GCSE Exam Results Drop in England, Rise in Northern Ireland

(Photo: Tech-Plus)

(Photo: Tech-Plus)

In the United Kingdom, this year's General Certificate of Secondary Education (GCSE) exam results are in — and overall test scores are at their lowest level since 2008. Many consider resits associated with the test a waste of time that have brought down national averages.

The results from Northern Ireland are some of the only to show improvement, as they have increased their top marks by half a percent. Results from Wales remained the same for the third year in a row and results from England dropped considerably. This may in part be due to those in England having to retake the English and Maths sections, writes Sean Coughlan of BBC.

"Having a broad-based academic curriculum is vitally important and it is right that this should be available to all pupils but traditional academic subjects are not necessarily always the right choice for everybody at GCSE," Says Malcolm Trobe, Interim General Secretary of the Association of School and College Leaders.

Another possible explanation for the drop in results is the push for students to study core academic subjects. In England, this is called the EBacc, or the English Baccalaureate, and policies regarding its implementation have been met with criticism. Some think it is too stifling for students and may force them into subjects they aren't comfortable with.

Josie Gurney-Read writes for The Telegraph that this is the last year this version of the Maths and English GCSEs will be given. Beginning next year, students will receive grades on new exams with a different grading system.

Peter Weir, Stormont Education Minister, said "I am pleased to see that entries for Stem subjects (science, technology, engineering and mathematics) have grown by 2.4 per cent in Northern Ireland. This growth is stronger than the equivalent UK figure of 0.1 per cent and means Stem subjects here account for close to one-third of all GCSE entries."

Welsh test results also compare favorably to England's, but those numbers must be taken with a grain of salt. As Bethan Lewis notes for BBC news, comparing Welsh and English tests is less helpful due to differences between the two countries' exams.

Northern Ireland's high test scores coupled with its use of grammar schools has made some consider a greater role for those institutions in England. Justine Greening, the newly-minted Education Secretary, has put an increase in grammar schools on England's agenda.
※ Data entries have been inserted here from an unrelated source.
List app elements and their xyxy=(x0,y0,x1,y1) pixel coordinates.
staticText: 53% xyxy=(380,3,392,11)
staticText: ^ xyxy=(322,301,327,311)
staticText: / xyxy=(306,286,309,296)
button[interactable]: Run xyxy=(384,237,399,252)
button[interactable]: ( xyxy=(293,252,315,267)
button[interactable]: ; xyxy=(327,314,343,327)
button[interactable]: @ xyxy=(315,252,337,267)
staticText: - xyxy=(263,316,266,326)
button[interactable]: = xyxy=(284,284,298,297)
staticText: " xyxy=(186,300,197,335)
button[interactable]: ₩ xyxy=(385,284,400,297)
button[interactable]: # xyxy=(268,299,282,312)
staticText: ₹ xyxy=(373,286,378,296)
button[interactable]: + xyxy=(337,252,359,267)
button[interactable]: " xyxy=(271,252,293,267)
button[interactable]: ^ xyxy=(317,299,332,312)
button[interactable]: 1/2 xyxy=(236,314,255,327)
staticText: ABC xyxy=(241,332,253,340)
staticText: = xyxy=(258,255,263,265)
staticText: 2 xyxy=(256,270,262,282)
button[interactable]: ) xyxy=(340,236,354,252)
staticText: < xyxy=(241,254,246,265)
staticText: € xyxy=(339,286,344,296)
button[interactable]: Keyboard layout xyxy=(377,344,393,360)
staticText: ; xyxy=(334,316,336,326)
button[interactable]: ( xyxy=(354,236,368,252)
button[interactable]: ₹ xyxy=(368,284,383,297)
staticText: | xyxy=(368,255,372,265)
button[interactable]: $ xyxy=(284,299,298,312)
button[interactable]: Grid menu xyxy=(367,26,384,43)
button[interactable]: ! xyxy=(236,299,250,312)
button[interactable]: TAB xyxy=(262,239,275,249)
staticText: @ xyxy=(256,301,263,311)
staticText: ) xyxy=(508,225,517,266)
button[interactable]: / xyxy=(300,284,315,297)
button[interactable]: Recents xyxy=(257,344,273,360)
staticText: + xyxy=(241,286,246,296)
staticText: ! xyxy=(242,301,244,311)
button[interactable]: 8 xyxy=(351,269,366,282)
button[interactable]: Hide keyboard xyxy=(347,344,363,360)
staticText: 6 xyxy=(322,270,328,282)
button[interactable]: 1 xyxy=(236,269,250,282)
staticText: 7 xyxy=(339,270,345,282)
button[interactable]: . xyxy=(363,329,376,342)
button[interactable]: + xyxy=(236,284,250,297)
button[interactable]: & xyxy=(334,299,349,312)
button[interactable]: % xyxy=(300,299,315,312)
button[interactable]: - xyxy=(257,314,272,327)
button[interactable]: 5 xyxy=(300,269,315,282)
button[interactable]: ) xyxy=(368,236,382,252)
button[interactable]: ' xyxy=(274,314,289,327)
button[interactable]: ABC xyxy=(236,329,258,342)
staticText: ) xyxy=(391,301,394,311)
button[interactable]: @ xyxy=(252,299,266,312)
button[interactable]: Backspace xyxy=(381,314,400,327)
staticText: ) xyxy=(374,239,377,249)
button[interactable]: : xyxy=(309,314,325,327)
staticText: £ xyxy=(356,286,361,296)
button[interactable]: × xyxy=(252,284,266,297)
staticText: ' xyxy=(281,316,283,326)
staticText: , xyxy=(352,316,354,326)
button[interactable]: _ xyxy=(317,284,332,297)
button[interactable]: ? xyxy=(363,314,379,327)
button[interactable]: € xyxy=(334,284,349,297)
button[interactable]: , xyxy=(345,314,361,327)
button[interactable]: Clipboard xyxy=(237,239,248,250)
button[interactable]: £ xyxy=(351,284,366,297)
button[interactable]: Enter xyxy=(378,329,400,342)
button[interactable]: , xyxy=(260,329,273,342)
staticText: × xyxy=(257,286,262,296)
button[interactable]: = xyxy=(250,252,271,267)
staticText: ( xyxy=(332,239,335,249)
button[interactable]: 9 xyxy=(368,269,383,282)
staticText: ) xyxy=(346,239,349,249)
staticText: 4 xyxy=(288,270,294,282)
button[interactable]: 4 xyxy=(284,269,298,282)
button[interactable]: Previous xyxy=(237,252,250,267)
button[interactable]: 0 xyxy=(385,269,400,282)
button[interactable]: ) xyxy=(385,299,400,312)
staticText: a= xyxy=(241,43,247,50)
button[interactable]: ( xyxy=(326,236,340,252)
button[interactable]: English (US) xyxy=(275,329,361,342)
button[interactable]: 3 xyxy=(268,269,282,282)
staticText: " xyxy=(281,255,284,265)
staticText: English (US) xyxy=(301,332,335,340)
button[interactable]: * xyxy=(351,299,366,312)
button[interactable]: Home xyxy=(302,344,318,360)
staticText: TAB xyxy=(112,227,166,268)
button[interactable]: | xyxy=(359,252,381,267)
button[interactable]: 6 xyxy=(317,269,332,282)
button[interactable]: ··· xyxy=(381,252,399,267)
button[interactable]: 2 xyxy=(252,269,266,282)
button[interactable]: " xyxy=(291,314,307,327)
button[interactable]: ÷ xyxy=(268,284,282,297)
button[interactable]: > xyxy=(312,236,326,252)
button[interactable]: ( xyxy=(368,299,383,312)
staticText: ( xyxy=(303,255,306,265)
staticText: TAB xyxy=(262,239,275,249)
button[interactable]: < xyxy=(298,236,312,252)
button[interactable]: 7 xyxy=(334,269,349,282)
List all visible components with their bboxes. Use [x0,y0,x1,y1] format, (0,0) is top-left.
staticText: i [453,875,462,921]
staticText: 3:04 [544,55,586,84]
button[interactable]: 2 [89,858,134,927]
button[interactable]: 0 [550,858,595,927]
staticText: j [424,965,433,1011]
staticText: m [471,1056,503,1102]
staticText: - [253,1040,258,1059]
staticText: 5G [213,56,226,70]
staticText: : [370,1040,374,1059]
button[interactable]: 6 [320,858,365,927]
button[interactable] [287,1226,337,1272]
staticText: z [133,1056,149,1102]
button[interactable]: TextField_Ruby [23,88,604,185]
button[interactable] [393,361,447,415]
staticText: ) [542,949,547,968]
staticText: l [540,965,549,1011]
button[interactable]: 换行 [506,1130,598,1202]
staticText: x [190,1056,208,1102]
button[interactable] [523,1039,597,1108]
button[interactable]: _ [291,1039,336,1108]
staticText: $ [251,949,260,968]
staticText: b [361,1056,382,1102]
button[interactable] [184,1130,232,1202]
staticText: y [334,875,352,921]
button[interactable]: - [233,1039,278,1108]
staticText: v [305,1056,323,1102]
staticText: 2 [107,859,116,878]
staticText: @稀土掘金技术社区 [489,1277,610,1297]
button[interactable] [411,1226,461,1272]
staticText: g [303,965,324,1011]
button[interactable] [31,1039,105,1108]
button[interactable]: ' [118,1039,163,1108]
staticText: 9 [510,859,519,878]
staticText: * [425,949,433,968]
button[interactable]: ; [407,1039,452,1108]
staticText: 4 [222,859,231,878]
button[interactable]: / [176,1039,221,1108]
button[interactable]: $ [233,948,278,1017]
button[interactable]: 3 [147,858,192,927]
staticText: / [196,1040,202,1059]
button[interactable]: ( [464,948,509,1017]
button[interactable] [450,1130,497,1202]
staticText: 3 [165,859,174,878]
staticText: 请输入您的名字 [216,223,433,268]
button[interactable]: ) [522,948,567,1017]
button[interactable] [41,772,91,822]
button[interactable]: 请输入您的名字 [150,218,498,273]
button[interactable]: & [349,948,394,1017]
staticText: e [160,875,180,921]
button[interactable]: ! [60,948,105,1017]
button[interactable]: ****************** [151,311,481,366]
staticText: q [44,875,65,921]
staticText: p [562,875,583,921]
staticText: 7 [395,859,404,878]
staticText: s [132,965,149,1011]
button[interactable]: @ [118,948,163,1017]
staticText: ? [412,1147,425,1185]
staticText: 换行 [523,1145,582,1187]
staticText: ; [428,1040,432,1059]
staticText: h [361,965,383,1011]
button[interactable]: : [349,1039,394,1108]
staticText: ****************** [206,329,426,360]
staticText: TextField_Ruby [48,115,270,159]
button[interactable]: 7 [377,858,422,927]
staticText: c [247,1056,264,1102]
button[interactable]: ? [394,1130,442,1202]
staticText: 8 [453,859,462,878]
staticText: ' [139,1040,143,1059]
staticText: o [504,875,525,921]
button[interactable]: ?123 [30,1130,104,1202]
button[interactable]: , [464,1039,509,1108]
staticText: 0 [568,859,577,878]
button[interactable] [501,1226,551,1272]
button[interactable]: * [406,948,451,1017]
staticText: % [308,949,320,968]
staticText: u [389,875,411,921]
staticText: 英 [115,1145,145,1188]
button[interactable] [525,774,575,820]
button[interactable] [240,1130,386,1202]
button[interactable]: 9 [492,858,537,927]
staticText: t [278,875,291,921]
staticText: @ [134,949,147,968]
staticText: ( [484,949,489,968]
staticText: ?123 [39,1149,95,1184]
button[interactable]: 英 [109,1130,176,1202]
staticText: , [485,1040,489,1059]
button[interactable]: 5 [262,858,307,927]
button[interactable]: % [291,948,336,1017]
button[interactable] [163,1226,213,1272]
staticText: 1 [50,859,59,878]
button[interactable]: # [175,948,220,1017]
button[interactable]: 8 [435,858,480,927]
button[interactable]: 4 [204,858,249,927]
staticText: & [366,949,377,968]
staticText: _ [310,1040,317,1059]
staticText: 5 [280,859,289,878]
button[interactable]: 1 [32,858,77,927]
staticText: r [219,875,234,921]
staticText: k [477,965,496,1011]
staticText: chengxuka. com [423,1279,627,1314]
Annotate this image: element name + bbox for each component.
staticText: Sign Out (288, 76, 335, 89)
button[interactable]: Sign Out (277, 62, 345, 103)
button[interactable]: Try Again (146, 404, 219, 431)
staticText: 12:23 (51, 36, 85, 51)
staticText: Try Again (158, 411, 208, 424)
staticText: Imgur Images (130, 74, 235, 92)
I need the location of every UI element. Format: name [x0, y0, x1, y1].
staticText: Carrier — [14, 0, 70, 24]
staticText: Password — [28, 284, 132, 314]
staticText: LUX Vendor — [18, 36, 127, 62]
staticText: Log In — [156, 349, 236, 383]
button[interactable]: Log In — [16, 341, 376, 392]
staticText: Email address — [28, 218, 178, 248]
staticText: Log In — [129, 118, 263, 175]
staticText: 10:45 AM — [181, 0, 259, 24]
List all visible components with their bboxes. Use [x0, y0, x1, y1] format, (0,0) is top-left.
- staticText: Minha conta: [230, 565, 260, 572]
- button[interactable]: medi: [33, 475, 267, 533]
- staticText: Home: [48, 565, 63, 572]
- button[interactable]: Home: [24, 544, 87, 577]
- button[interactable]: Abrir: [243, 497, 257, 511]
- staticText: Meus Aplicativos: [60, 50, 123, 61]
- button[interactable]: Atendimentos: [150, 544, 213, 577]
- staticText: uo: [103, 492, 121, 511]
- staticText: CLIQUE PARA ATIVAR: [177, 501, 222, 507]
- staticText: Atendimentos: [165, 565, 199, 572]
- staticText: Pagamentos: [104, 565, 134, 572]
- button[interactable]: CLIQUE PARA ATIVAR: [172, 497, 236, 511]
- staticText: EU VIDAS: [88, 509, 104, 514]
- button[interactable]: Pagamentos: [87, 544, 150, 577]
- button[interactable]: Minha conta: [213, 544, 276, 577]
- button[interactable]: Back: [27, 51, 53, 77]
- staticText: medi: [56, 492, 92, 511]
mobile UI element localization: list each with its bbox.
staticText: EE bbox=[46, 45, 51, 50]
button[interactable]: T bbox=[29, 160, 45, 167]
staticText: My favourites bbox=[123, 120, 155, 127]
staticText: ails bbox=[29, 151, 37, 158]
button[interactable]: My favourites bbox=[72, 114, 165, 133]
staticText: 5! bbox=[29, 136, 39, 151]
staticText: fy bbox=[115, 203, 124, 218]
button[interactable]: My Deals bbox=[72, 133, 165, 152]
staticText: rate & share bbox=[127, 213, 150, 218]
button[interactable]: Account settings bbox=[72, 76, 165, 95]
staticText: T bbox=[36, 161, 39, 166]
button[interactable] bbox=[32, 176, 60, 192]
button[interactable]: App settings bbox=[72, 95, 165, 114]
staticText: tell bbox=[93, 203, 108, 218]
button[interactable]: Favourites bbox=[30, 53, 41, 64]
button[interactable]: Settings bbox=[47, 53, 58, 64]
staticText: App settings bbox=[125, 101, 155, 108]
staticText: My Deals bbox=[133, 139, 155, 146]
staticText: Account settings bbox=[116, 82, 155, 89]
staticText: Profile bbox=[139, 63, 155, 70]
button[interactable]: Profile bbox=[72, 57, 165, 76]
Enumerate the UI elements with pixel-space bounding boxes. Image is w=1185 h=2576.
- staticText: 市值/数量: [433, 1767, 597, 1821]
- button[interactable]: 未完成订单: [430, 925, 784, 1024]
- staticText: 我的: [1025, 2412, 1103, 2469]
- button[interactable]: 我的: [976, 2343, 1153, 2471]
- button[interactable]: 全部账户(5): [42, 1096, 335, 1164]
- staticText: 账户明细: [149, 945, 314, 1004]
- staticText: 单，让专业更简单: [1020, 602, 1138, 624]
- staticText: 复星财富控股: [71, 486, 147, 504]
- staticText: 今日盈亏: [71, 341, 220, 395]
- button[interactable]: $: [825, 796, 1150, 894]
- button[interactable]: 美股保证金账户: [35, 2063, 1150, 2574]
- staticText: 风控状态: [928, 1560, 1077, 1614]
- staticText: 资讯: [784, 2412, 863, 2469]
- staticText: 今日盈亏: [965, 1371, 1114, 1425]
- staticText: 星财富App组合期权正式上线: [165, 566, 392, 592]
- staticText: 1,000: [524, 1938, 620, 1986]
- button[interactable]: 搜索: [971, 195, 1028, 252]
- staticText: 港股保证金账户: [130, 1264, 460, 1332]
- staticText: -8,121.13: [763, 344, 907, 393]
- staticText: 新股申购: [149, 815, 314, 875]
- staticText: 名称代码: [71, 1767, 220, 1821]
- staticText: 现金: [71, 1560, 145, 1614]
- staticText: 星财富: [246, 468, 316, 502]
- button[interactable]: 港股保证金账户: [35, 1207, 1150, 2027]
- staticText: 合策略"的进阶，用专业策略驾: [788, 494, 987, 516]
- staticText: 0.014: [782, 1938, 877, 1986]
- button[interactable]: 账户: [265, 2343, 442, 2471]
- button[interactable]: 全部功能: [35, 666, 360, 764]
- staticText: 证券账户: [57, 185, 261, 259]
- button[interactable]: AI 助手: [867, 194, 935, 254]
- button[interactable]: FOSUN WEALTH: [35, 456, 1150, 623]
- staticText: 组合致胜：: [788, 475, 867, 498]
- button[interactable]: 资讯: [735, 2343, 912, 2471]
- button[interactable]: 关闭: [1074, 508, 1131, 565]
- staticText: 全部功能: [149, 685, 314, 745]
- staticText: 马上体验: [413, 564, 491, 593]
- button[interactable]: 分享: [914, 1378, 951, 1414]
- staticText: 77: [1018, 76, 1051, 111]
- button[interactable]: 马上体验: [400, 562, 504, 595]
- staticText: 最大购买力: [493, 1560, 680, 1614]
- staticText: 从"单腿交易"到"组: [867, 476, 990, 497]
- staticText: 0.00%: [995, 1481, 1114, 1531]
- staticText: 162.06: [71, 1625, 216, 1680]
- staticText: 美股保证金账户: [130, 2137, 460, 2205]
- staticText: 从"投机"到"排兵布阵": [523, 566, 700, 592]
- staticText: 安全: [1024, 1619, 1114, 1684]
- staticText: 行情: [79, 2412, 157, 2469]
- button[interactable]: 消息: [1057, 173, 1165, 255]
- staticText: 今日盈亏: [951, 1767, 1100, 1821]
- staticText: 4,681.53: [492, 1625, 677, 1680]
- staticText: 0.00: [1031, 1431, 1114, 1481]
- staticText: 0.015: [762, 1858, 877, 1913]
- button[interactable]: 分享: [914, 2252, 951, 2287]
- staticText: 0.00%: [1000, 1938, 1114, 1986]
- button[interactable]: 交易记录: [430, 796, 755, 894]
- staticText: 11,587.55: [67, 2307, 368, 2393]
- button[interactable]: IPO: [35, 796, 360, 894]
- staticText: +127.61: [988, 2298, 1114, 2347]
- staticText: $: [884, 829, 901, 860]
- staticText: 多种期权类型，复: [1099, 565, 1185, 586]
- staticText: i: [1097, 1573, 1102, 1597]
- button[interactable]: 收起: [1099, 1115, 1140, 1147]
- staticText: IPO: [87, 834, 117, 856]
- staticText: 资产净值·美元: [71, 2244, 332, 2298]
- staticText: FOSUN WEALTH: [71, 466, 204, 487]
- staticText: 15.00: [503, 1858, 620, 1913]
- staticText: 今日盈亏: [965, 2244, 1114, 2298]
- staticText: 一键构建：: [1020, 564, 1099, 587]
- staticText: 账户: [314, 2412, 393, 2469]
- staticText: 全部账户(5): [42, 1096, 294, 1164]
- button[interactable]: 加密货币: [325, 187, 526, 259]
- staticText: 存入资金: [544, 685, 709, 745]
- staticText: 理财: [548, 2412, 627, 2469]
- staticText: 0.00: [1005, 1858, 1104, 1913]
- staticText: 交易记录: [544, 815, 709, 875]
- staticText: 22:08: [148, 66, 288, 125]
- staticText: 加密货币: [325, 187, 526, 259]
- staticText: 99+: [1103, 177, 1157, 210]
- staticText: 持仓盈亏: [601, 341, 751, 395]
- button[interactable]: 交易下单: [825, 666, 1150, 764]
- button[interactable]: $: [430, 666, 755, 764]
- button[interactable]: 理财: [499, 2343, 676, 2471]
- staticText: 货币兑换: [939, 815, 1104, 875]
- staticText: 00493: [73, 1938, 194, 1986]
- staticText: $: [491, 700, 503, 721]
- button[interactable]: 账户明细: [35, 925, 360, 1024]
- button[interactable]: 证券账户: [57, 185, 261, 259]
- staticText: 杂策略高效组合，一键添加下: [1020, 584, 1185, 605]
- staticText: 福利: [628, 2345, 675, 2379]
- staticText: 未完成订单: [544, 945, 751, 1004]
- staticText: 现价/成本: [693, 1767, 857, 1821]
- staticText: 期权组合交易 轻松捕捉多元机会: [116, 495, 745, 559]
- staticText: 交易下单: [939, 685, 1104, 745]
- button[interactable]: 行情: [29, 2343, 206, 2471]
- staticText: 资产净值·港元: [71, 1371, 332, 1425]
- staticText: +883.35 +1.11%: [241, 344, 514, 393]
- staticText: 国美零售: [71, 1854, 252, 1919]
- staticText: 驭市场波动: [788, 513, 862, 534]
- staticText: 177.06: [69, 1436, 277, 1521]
The exam results reveal more specifics as well, show Stephanie Linning and Eleanor Harding of The Daily Mail. The Joint Council for Qualifications published numbers revealing that in most subjects, women outperform men.

While Northern Ireland did better than England or Wales, notes the Irish Times, the consistency of the Welsh performance hasn't been missed. This is the third year in a row that Wales has performed this well in the GCSE's.

Nick Gibb, England's School Standards Minister, says in defense of the retakes "And for those 17-year-olds who have struggled to achieve good grades in maths, we are seeing 4,000 more successful re-takes of those exams; delivering better prospects for every one of those young people."

Looking at the individual subjects shows interesting trends in performance. English and science were both down overall, but the individual subjects that make up science were more stable. Math is hard to judge, as a large number of students took their exams last November.

Politicians and policymakers are scrambling to analyze the results as they work toward identifying solutions:

Nick Gibb also said, "We want to make our country a place where there is no limit on anyone's ambition or what they can achieve – that's why we are working to ensure there are even more high-quality schools in every part of the country."